The test output is like the following.

running 2 tests
test should_be_correct ... ok
test should_be_wrong ... ok

test result: ok. 2 passed; 0 failed; 0 ignored; 0 measured; 0 filtered out

describe

use specit::describe;

#[describe("arithmetic operations")]
mod m {
    use specit::it;

    #[it("should add two numbers")]
    pub fn t() {
        assert_eq!(2 + 2, 4);
    }

    #[it("should multiple two numbers")]
    pub fn t() {
        assert_eq!(3 * 3, 9);
    }
}

The test output with describe is like the following.

running 2 tests
test arithmetic_operations::should_add_two_numbers ... ok
test arithmetic_operations::should_multiple_two_numbers ... ok

test result: ok. 2 passed; 0 failed; 0 ignored; 0 measured; 0 filtered out

#[tokio::test] support

You can test with #[tokio::test] for asynchronous functions.

use specit::it;

#[it("should work with tokio::test")]
#[tokio::test]
async fn t() {
    let f = async { 10 };
    assert_eq!(f.await, 10);
}

You can get short your code using the following features in each asynchronous runtime.

features = ["tokio"]

You can use use specit::tokio_it as it for testing asynchronous functions without #[tokio::test] like the following.
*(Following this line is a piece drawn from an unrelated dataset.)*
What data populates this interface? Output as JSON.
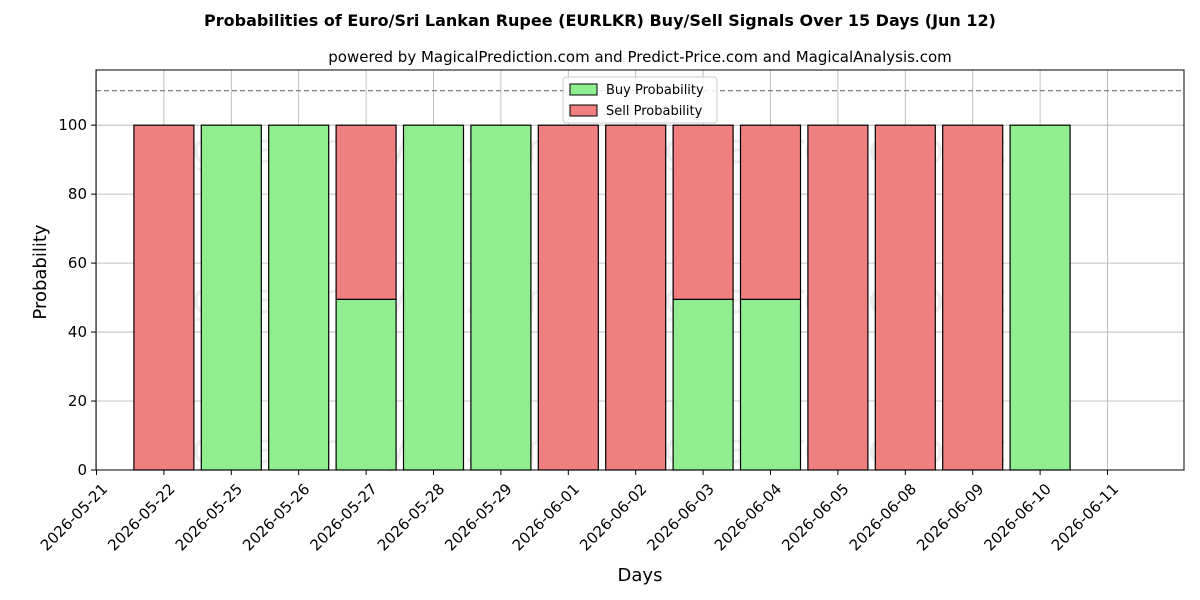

use specit::tokio_it as it;

#[it("should work with tokio")]
async fn t() {
    let f = async { 10 };
    assert_eq!(f.await, 10);
}

features = ["async-std"]

Use #[it(...)] instead of #[async_std::test] as follows.

use specit::async_std_it as it;

#[it("should be correct")]
async fn t() {
    let f = async { 10 };
    assert_eq!(f.await, 10);
}

features = ["lib-wasm-bindgen"]

Use #[it(...)] instead of #[wasm_bindgen_test::wasm_bindgen_test] as follows.

use specit::wasm_bindgen_test_it as it;
use wasm_bindgen::prelude::JsValue;
use wasm_bindgen_futures::JsFuture;

#[it("should be correct")]
async fn t() {
    let promise = js_sys::Promise::resolve(&JsValue::from(42));
    let x = JsFuture::from(promise).await.unwrap();
    assert_eq!(x, 42);
}

Internal

Internally, the functions above are should_be_correct() and should_be_wrong(). You can use any string. Non-alphanum characters are encoded into '_'.